Въ освѣщенной двери балкона стояла въ голубомъ платьѣ Катя, пристально вглядываясь въ темноту.

"Алеша", -- тихо сказала она и сдѣлала шагъ.

Алеша пошевелился и издалъ неопредѣленный звукъ.

"Вы здѣсь?" -- спросила Катя и подошла совсѣмъ близко. Наступило молчаніе.

"За что вы побили Анатолія?" -- вдругъ произнесла Катя.

"Откуда вы знаете?" -- съ какимъ-то ужасомъ, вспоминая происшедшее, прошепталъ Алеша.

"Да я не знаю, Туся что-то разсказывала".-- Катя тоже говорила шопотомъ и будто задыхалась.

"Туся разсказывала? а я ничего не знала" -- бормотала она.

Катя замолчала и вдругъ, вздрогнувъ, какъ въ судорогѣ, подняла руки, секунду помедлила и обвила ими шею Алешѣ.

"Милый Алеша, Алешенька, не могу безъ васъ",-- шептала она и неловко поцѣловала Алешу пониже глаза.

Алеша не успѣлъ опомниться, какъ Кати уже не было.

Соня кончала въ залѣ:

"Ни слова не сказала я,

За что-жъ ему сердиться?

За что покинулъ онъ меня

И скоро-ль возвратится?"

"Чай пить" -- рѣзко крикнула Аглая Михайловна въ самыхъ дверяхъ. "А гдѣ Катя" -- подозрительно спросила она Алешу.

"Я не видѣлъ",-- сказалъ Алеша и запнулся,-- ... "Екатерины Александровны".

"Екатерина Александровна, какъ важно",-- съ язвительностью подхватила Аглая Михайловна и даже сдѣлала что-то вродѣ книксена.

"Чай пить, Алексѣй Дмитріевичъ".

Какъ въ туманѣ представлялось все Алешѣ. Корчагинъ занималъ общество, самъ громче всѣхъ смѣясь надъ своими остротами. Катя преувеличенно-весело разговаривала съ Анатоліемъ, который обсохъ послѣ своей ванны и оправился.

Дядя Володя сказалъ:

"Какой у васъ измученный видъ Алеша, трудный день выпалъ".

"Ослабъ молодой человѣкъ",-- засмѣялся Корчагинъ.

Алеша не смотрѣлъ даже на Катю. Только прощаясь, почувствовавъ, какъ дрожала въ его рукѣ холодная Катина рука, поднялъ онъ глаза на нее и неожиданно для себя улыбнулся.

"Прощайте, завтра увидимся еще",-- сказалъ онъ и не узналъ своего голоса. "Завтра увидимся',-- тихо повторила Катя, и блѣдная улыбка мелькнула на ея губахъ, а щеки покрылись красными пятнами.

Не слушая воркотни отца, Алеша улыбался въ темнотѣ, и было ему сладко и страшно чего-то.
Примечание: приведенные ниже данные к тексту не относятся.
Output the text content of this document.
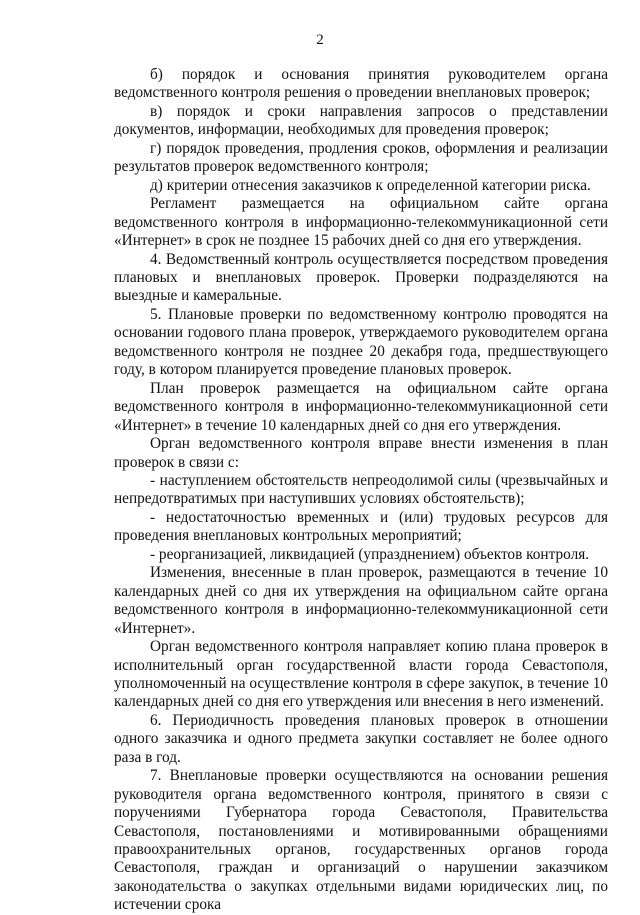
2

б) порядок и основания принятия руководителем органа ведомственного контроля решения о проведении внеплановых проверок;

в) порядок и сроки направления запросов о представлении документов, информации, необходимых для проведения проверок;

г) порядок проведения, продления сроков, оформления и реализации результатов проверок ведомственного контроля;

д) критерии отнесения заказчиков к определенной категории риска.

Регламент размещается на официальном сайте органа ведомственного контроля в информационно-телекоммуникационной сети «Интернет» в срок не позднее 15 рабочих дней со дня его утверждения.

4. Ведомственный контроль осуществляется посредством проведения плановых и внеплановых проверок. Проверки подразделяются на выездные и камеральные.

5. Плановые проверки по ведомственному контролю проводятся на основании годового плана проверок, утверждаемого руководителем органа ведомственного контроля не позднее 20 декабря года, предшествующего году, в котором планируется проведение плановых проверок.

План проверок размещается на официальном сайте органа ведомственного контроля в информационно-телекоммуникационной сети «Интернет» в течение 10 календарных дней со дня его утверждения.

Орган ведомственного контроля вправе внести изменения в план проверок в связи с:

- наступлением обстоятельств непреодолимой силы (чрезвычайных и непредотвратимых при наступивших условиях обстоятельств);

- недостаточностью временных и (или) трудовых ресурсов для проведения внеплановых контрольных мероприятий;

- реорганизацией, ликвидацией (упразднением) объектов контроля.

Изменения, внесенные в план проверок, размещаются в течение 10 календарных дней со дня их утверждения на официальном сайте органа ведомственного контроля в информационно-телекоммуникационной сети «Интернет».

Орган ведомственного контроля направляет копию плана проверок в исполнительный орган государственной власти города Севастополя, уполномоченный на осуществление контроля в сфере закупок, в течение 10 календарных дней со дня его утверждения или внесения в него изменений.

6. Периодичность проведения плановых проверок в отношении одного заказчика и одного предмета закупки составляет не более одного раза в год.

7. Внеплановые проверки осуществляются на основании решения руководителя органа ведомственного контроля, принятого в связи с поручениями Губернатора города Севастополя, Правительства Севастополя, постановлениями и мотивированными обращениями правоохранительных органов, государственных органов города Севастополя, граждан и организаций о нарушении заказчиком законодательства о закупках отдельными видами юридических лиц, по истечении срока
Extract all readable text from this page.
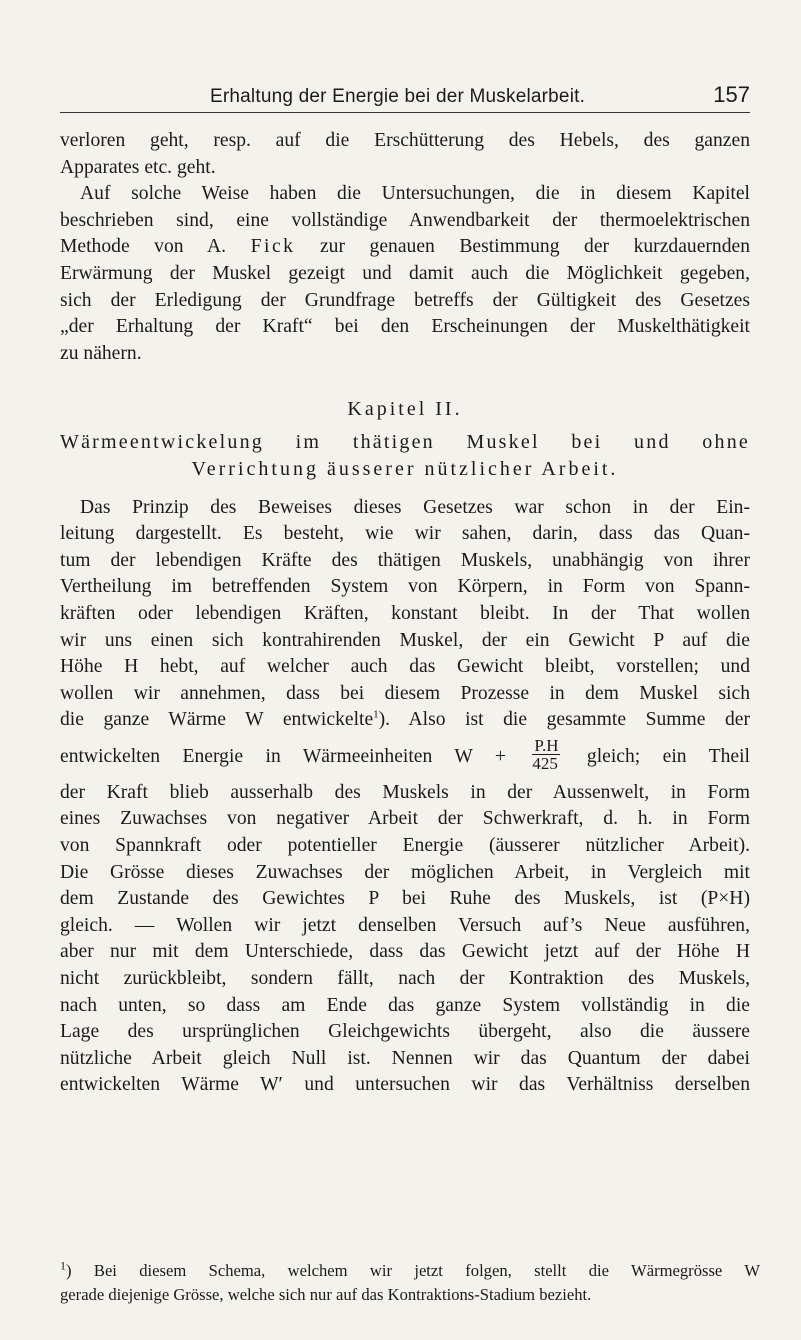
Erhaltung der Energie bei der Muskelarbeit.	157
verloren geht, resp. auf die Erschütterung des Hebels, des ganzen
Apparates etc. geht.
Auf solche Weise haben die Untersuchungen, die in diesem Kapitel
beschrieben sind, eine vollständige Anwendbarkeit der thermoelektrischen
Methode von A. Fick zur genauen Bestimmung der kurzdauernden
Erwärmung der Muskel gezeigt und damit auch die Möglichkeit gegeben,
sich der Erledigung der Grundfrage betreffs der Gültigkeit des Gesetzes
„der Erhaltung der Kraft“ bei den Erscheinungen der Muskelthätigkeit
zu nähern.
Kapitel II.
Wärmeentwickelung im thätigen Muskel bei und ohne
Verrichtung äusserer nützlicher Arbeit.
Das Prinzip des Beweises dieses Gesetzes war schon in der Ein-
leitung dargestellt. Es besteht, wie wir sahen, darin, dass das Quan-
tum der lebendigen Kräfte des thätigen Muskels, unabhängig von ihrer
Vertheilung im betreffenden System von Körpern, in Form von Spann-
kräften oder lebendigen Kräften, konstant bleibt. In der That wollen
wir uns einen sich kontrahirenden Muskel, der ein Gewicht P auf die
Höhe H hebt, auf welcher auch das Gewicht bleibt, vorstellen; und
wollen wir annehmen, dass bei diesem Prozesse in dem Muskel sich
die ganze Wärme W entwickelte$^1$). Also ist die gesammte Summe der
entwickelten Energie in Wärmeeinheiten $W + \frac{P.H}{425}$ gleich; ein Theil
der Kraft blieb ausserhalb des Muskels in der Aussenwelt, in Form
eines Zuwachses von negativer Arbeit der Schwerkraft, d. h. in Form
von Spannkraft oder potentieller Energie (äusserer nützlicher Arbeit).
Die Grösse dieses Zuwachses der möglichen Arbeit, in Vergleich mit
dem Zustande des Gewichtes P bei Ruhe des Muskels, ist (P×H)
gleich. — Wollen wir jetzt denselben Versuch auf’s Neue ausführen,
aber nur mit dem Unterschiede, dass das Gewicht jetzt auf der Höhe H
nicht zurückbleibt, sondern fällt, nach der Kontraktion des Muskels,
nach unten, so dass am Ende das ganze System vollständig in die
Lage des ursprünglichen Gleichgewichts übergeht, also die äussere
nützliche Arbeit gleich Null ist. Nennen wir das Quantum der dabei
entwickelten Wärme W′ und untersuchen wir das Verhältniss derselben
$^1$) Bei diesem Schema, welchem wir jetzt folgen, stellt die Wärmegrösse W
gerade diejenige Grösse, welche sich nur auf das Kontraktions-Stadium bezieht.
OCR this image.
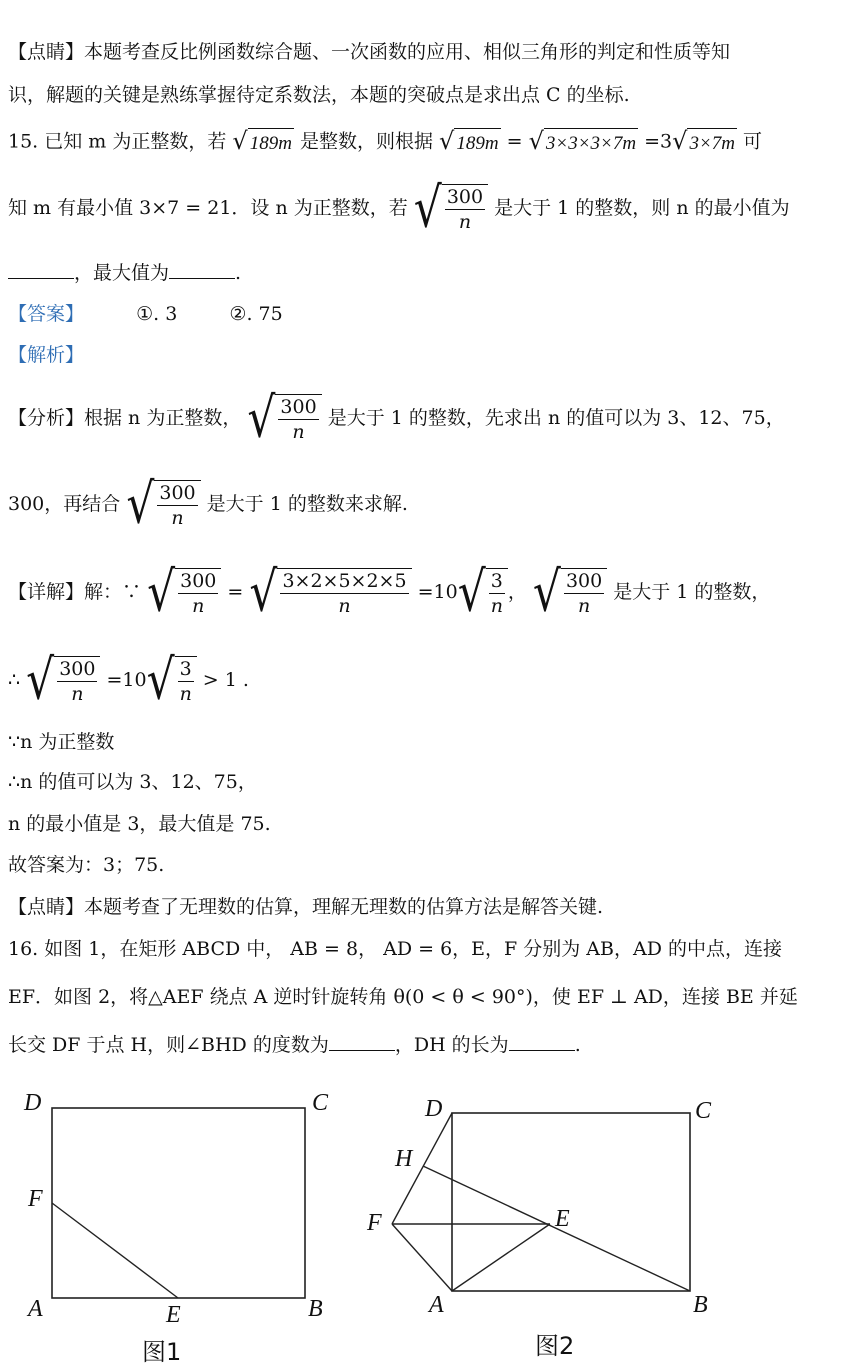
【点睛】本题考查反比例函数综合题、一次函数的应用、相似三角形的判定和性质等知
识，解题的关键是熟练掌握待定系数法，本题的突破点是求出点 C 的坐标.
15. 已知 m 为正整数，若 √ 189m 是整数，则根据 √ 189m = √ 3×3×3×7m =3√ 3×7m 可
知 m 有最小值 3×7 = 21．设 n 为正整数，若 √ $\frac{300}{n}$ 是大于 1 的整数，则 n 的最小值为
，最大值为	.
【答案】	①. 3	②. 75
【解析】
【分析】根据 n 为正整数， √ $\frac{300}{n}$ 是大于 1 的整数，先求出 n 的值可以为 3、12、75，
300，再结合 √ $\frac{300}{n}$ 是大于 1 的整数来求解.
【详解】解：∵ √ $\frac{300}{n}$ = √ $\frac{3\times 2\times 5\times 2\times 5}{n} =10$ √ $\frac{3}{n}$ ， √ $\frac{300}{n}$ 是大于 1 的整数，
∴ √ $\frac{300}{n} =10$ √ $\frac{3}{n} > 1$ .
∵n 为正整数
∴n 的值可以为 3、12、75，
n 的最小值是 3，最大值是 75.
故答案为：3；75.
【点睛】本题考查了无理数的估算，理解无理数的估算方法是解答关键.
16. 如图 1，在矩形 ABCD 中， AB = 8， AD = 6，E，F 分别为 AB，AD 的中点，连接
EF．如图 2，将△AEF 绕点 A 逆时针旋转角 θ(0 < θ < 90°)，使 EF ⊥ AD，连接 BE 并延
长交 DF 于点 H，则∠BHD 的度数为	，DH 的长为	.
D	C
F
A	E	B
图1
D	C
H
F	E
A	B
图2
Пока Дмитрій Павловичъ возился съ непослушнымъ ключомъ, Алеша, опершись на перила балкона, смотрѣлъ на яркія холодныя звѣзды, и губы сами собой шептали: "Милая Катя"; потомъ взглядъ его упалъ на домъ управляющаго. Тамъ было тихо и темно, только въ одномъ окнѣ за спущенной гардиной мелькалъ желтый огонекъ. Алеша понялъ, что это свѣчи у гроба Оли. "Ну, спать, спать",-- сказалъ Дмитрій Павловичъ, и, уже не помня ни Кати, ни всѣхъ событій длиннаго дня, будто охваченный какимъ-то туманомъ, прошелъ Алеша по темнымъ комнатамъ, осторожно ступая на ципочкахъ, хотя въ домѣ никого кромѣ него и отца не было.